A real bunker mentality
If you want an even more hardened environment for your data, you might look at the aptly named InfoBunker in Boone, Iowa, about an hour outside Des Moines.
It's about as hard-core as you get -- a 1960s era "purpose-built" underground site that once housed communications equipment used by the North American Aerospace Defense Command and the U.S. Air Force.
Conversion started three years ago, with the site opening for business last October, says Jason McGinnis, president of InfoBunker.
"We have two major sale pitches: One is a lot of open space. We provide standard racks and also private rooms, which have special cooling for equipment," McGinnis says.
The other is sheer security. The 65,000-square-foot, five-story site is dug deep into the ground. No one gets in without passing though the 4.5-ton steel door and then a three-step process. A scanner uses radio frequency to read the would-be entrant's skin as a biometric identifier. He then needs to use a keycard and enter a code on the keypad. This three-tier security is standard for high-level military installations, McGinnis explains.
The site itself offers the speedy network, the power and the cooling -- "everything a modern computing site needs except the computers," McGinnis says.

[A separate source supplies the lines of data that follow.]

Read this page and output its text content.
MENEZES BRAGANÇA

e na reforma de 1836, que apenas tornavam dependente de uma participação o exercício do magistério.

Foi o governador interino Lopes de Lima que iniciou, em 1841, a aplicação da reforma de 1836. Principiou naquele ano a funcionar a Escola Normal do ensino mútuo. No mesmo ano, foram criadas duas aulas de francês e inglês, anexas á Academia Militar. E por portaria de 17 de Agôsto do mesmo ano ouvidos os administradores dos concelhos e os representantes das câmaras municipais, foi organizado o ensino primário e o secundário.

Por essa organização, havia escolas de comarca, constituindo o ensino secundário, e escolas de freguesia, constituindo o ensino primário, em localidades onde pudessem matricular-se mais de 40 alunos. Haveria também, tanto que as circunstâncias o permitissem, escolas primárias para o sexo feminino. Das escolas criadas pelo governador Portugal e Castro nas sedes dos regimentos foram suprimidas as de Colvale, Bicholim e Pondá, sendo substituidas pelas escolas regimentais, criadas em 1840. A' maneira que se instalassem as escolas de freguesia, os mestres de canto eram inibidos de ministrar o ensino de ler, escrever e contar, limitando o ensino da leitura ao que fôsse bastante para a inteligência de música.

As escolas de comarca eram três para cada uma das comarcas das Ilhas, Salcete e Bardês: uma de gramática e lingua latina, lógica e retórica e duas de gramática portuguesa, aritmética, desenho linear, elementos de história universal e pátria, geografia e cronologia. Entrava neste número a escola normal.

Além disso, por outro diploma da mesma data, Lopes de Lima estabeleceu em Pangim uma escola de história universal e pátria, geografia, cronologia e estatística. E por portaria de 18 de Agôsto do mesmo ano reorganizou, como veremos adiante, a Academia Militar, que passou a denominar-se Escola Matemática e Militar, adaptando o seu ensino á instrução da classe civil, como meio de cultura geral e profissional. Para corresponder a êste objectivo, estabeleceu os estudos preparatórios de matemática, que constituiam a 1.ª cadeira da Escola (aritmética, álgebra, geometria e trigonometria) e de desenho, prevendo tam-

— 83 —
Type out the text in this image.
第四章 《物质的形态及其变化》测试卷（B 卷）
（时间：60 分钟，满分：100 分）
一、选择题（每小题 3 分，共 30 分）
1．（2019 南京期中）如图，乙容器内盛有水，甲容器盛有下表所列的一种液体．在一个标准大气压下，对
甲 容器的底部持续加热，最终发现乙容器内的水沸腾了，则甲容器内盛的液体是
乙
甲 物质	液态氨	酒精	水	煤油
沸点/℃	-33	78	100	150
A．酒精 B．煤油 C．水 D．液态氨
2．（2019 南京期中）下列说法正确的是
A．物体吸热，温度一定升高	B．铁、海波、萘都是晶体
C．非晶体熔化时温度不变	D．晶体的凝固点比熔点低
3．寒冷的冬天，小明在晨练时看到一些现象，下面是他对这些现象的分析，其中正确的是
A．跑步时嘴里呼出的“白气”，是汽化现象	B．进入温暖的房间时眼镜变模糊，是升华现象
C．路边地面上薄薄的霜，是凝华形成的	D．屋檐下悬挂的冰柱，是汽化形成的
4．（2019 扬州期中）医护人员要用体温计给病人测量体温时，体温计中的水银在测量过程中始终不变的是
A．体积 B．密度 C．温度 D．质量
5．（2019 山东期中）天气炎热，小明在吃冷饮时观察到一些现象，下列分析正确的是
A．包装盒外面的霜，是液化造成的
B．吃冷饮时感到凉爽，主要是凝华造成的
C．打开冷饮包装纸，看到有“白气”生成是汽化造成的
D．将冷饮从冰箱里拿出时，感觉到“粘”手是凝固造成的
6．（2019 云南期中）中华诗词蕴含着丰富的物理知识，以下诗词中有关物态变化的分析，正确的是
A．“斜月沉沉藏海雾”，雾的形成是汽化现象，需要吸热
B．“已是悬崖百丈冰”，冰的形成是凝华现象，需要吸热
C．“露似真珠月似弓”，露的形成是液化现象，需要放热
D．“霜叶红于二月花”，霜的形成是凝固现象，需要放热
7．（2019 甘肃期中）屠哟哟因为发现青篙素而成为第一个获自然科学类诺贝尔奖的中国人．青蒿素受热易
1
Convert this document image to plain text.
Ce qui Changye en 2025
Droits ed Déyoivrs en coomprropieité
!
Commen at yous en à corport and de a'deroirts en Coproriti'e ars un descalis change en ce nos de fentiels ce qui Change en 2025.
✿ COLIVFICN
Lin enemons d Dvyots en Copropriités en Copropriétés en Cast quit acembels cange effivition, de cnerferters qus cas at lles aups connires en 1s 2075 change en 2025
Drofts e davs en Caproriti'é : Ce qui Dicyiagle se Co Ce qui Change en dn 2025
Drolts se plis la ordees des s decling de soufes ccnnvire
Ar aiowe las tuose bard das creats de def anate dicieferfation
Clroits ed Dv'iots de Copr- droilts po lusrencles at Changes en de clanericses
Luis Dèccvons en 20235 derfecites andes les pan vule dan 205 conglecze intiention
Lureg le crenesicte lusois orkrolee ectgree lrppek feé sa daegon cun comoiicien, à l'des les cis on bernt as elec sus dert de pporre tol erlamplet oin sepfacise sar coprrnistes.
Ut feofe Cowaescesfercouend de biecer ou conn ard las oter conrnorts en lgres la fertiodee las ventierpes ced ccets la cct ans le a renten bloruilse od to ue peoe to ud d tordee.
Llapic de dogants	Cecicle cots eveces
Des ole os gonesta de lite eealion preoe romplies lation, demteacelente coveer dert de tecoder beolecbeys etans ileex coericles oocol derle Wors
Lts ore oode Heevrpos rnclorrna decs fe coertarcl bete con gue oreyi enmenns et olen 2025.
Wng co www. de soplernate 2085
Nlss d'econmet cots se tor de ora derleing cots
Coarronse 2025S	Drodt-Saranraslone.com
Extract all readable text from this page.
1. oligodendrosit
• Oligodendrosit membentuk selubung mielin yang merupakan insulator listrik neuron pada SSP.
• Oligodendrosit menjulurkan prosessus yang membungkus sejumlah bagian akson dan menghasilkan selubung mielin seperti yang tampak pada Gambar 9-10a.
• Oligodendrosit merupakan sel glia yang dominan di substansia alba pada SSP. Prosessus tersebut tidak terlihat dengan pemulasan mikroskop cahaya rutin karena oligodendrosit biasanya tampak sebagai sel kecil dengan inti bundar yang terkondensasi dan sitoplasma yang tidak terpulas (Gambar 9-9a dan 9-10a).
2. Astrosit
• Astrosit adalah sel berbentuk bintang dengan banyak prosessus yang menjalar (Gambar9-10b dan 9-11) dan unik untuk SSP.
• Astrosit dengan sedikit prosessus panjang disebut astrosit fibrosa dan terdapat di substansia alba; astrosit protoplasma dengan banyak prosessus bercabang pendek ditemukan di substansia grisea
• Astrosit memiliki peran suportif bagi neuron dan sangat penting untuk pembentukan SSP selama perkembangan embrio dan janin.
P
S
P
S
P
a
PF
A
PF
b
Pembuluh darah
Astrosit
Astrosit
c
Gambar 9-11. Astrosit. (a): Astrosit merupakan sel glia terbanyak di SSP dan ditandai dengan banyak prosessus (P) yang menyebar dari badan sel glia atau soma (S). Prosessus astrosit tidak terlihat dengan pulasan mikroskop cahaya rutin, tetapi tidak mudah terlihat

InfoBunker's Cold War roots show in its three-foot-thick reinforced concrete construction built to survive a "maximum probable event." That would be a 20-megaton nuclear blast at 2.5 miles away. The facility was constructed to keep operating in complete isolation mode -- cut off from the rest of the world and all its amenities -- for three months, according to InfoBunker's Web site.
Other perks: Electro Magnetic Pulse protection up to military standards, multistage air filtering to screen out particles larger than three microns. Dust and particles are not a computer's friends and can really gum up the works. Also on-site are a 16,000-gallon water supply for fire suppression, a six-day fuel reserve and a backup 750 kW generator.
The site is equipped with the Nortel communications systems and American Power Conversion power gear, including line conditioners.
Going green with renewable energy
In contrast to the data centers described above, which force-fit technology gear into existing structures, AISO.net started from scratch to build a "green" data center relying on alternative energy, says Phil Nail, chief technology officer at Affordable Internet Services Online Inc., a Web hoster and design firm in Romoland, Calif.
Aiso.net, which hosted the Live Earth Web effort, uses solar panels to run its IBM X Series servers, NetApps clustered SAN servers and a whole lot of VMware. It also relies on solar tubes to pipe in natural light and recycles its "gray" water for landscaping. Special air conditioning units monitor outside temperature so when it drops to below 60 degrees outside, the building brings that air inside.